Space partitioning in multiple scattering techniques. I. Hydrogen molecular ion and hydrogen molecule

The use of multiple scattering techniques combined with a statistical exchange potential for the description of the electronic structure of atoms, molecules, and solids depends strongly on the geometry (muffin tin, overlapping spheres, or cellular potentials) and on the form of the electron gas exchange. In this work we compare only the effects of using different geometries. For that purpose we have done calculations on the hydrogen molecular ion and Hartree‐type calculations on the hydrogen molecule so that no exchange effects are involved.
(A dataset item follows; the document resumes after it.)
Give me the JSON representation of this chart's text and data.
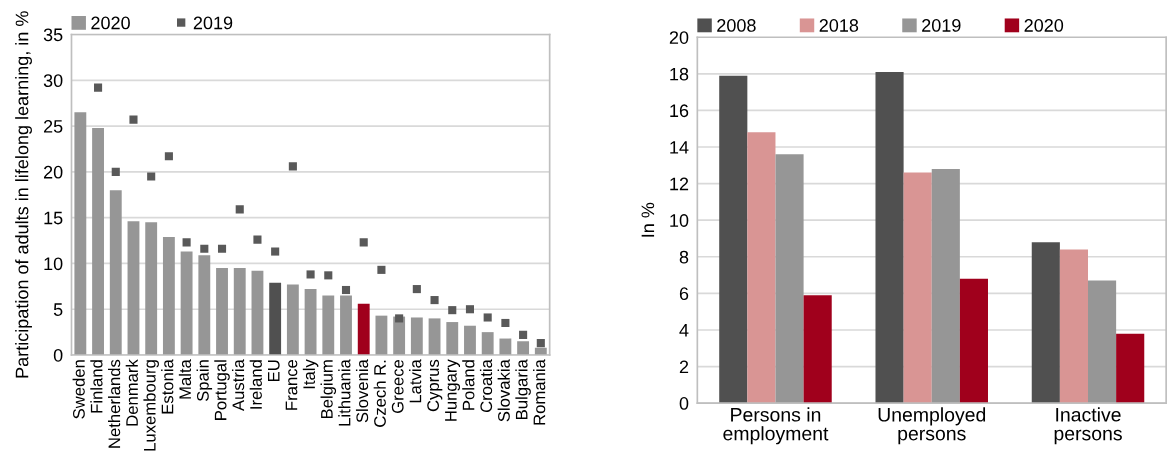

To avoid arbitrariness in the choice of the sphere sizes we propose a nonempirical criterion that consists of using the set of radii that will minimize the charge in the interstitial region of the molecule or cluster. Some arguments are given to justify this criterion, and to clarify the differences between cellular, overlapping spheres, and muffin‐tin geometries. It is found that the cellular geometry gives a very good description around the equilibrium internuclear distance. However, for most systems of interest, exchange will be present. Thus, we have done, for comparison, the calculation on H 2 using X αβ statistical exchange. It is shown through this calculation that some of the correlation energy may be obtained by redefining the molecular orbitals in terms of non‐paired‐spins spatial orbitals, this formulation being required to obtain the correct free‐atom limit.